No, there's no type inference. The context value in the store is mixed/any/unknown type. There's not technically any type safety between the store and the resolver. However, the type assertions in the generated artifacts ensure your resolvers all use a type that matches what you put in the compiler config (you would specify a module path and export name). From there you just have to manually ensure you use that same single type in your store.

So, it's not fully type safe, but as long as you get it right in that one place (configure your store with the same type you specify in your config) everything else is safe.

matches what you put in the compiler config (you would specify a module path and export name)

Aha. I was contemplating that, but figured you'd have a much more advanced Flow solution in mind that we'd want to work towards.

My suggestion would make it safe, as we can actually check the input to the store, which is what gets passed to the resolvers. The one thing on my mind, though, and why I was contemplating doing it in the config, was if you'd have different stores with different sets of resolvers in your codebase, in which case we can't just assume that we can extract a single typing and apply it to all resolvers.

Am I missing another reason why we would not want to check the input to the store?

My suggestion would make it safe, as we can actually check the input to the store, which is what gets passed to the resolvers.

I don't follow how that's possible. Maybe you could show how a mismatch between a resolver and the store that's being used to read the resolver would manifest during type checking?

We never actually have a connection between the type of the store and the type of the resolver. They never "see" eachother. The graphql tagged template literals reference fields which may be resolvers, but the type system can't "see" what resolvers are being access there since the connection between the tagged template literal and its generated artifact is only made when the babel transform is applied (which is not visible to typescript).

Even if we could propagate type info from the resolver through the generated artifact to the tagged template literal, those get passed to hooks which are not parameterized.

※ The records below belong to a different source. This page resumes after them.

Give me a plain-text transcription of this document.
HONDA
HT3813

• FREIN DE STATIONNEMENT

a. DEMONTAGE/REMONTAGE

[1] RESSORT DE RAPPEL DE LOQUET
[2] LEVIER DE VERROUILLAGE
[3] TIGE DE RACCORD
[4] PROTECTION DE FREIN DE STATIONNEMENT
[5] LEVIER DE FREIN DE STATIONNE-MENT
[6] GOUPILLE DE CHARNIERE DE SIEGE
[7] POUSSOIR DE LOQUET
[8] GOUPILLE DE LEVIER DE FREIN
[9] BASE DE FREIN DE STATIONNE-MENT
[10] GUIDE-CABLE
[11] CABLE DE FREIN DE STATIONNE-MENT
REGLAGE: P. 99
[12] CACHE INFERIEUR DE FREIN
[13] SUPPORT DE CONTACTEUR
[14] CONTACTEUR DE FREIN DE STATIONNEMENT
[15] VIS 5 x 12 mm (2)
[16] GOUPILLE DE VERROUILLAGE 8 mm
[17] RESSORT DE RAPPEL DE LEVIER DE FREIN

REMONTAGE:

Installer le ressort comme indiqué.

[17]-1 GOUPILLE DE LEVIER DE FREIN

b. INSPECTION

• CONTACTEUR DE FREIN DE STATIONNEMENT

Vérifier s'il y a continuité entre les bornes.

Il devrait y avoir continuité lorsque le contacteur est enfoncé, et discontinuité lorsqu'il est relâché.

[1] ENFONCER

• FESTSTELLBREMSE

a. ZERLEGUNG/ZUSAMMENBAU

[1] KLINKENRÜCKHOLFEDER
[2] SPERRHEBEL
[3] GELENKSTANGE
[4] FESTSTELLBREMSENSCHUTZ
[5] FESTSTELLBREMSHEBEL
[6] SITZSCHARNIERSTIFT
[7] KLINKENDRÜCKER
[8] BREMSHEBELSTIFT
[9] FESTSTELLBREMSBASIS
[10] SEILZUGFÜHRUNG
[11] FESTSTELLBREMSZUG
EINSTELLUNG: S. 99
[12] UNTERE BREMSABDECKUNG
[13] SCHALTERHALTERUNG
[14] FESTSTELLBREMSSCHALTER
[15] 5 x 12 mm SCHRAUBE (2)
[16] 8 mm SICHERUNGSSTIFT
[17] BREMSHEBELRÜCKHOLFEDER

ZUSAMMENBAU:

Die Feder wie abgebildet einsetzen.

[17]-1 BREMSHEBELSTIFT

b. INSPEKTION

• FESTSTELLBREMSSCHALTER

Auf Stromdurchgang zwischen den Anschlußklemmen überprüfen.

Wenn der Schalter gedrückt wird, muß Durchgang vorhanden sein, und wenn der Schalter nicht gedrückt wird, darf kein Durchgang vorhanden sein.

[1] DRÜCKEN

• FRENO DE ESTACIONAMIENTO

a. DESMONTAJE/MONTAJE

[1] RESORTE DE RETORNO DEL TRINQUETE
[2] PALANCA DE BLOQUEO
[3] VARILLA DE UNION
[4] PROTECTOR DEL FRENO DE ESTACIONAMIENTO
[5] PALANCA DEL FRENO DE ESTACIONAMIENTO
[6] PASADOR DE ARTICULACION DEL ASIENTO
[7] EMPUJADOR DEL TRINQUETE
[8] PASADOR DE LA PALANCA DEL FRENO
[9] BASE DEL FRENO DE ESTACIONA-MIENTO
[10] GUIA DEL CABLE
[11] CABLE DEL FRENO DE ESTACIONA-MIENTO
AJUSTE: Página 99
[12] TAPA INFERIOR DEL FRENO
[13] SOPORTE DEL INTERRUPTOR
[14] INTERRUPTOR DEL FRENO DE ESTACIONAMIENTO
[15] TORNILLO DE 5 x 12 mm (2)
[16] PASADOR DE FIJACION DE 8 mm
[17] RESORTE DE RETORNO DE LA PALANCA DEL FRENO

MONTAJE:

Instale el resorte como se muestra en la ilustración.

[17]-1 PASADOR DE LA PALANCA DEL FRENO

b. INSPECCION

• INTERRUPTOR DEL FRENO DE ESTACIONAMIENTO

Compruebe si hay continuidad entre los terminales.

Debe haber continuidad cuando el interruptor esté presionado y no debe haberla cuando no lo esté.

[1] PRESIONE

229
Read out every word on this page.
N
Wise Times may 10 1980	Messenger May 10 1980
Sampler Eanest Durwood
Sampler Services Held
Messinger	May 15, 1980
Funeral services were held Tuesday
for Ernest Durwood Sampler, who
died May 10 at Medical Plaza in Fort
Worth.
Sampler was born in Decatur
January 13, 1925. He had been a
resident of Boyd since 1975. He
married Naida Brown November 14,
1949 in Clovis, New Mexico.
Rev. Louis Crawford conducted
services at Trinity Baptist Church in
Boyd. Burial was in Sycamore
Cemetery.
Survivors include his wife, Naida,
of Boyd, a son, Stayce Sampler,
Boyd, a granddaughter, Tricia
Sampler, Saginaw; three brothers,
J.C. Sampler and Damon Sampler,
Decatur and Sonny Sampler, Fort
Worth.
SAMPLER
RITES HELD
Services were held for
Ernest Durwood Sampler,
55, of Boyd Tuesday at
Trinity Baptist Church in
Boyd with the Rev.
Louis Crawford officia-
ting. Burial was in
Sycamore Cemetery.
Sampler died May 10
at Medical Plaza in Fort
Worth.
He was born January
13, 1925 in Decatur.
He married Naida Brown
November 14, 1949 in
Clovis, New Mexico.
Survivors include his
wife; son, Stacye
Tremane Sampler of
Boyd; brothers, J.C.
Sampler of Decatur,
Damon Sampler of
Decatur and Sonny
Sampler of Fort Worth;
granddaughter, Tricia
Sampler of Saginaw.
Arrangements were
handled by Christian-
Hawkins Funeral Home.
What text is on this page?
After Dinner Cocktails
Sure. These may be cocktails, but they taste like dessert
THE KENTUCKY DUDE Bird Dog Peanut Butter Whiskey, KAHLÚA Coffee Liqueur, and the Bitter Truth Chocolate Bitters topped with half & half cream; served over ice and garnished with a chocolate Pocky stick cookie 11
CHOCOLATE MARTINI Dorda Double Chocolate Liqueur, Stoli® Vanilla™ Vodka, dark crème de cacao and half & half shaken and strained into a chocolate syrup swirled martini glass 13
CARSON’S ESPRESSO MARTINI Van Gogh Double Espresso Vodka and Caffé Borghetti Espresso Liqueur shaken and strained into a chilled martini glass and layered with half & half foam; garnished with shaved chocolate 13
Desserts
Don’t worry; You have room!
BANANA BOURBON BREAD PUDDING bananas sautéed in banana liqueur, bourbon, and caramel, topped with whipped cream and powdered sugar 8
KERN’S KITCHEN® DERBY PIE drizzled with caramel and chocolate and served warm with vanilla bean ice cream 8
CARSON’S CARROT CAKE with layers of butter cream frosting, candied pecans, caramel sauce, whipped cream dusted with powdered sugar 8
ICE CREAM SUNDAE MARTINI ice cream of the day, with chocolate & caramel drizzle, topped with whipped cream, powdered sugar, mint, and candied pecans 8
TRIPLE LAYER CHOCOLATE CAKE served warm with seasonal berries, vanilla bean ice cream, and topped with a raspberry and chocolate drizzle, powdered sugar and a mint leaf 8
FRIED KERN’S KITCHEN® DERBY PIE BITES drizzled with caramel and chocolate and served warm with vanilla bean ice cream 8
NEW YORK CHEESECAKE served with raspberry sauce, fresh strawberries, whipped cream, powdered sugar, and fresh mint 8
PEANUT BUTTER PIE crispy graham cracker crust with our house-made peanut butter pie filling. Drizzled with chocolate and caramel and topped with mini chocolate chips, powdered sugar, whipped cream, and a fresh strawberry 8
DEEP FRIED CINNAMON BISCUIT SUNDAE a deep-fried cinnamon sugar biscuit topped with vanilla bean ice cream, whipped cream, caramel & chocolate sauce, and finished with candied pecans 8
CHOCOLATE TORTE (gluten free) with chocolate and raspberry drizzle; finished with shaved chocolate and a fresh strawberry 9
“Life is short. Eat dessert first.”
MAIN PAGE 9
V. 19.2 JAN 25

Even if they were, they access the environment (and thus the store) via React context which is inherently untypesafe.

To be clear, I don't mean safe all the way through relay, but safe in the sense that what is being passed to the store matches what the resolver functions would accept. (If still unclear, I'll rework the gist as a typescript playground sample.)

But as said, a naive approach would break down quickly when there's more than 1 store/context typing in the system.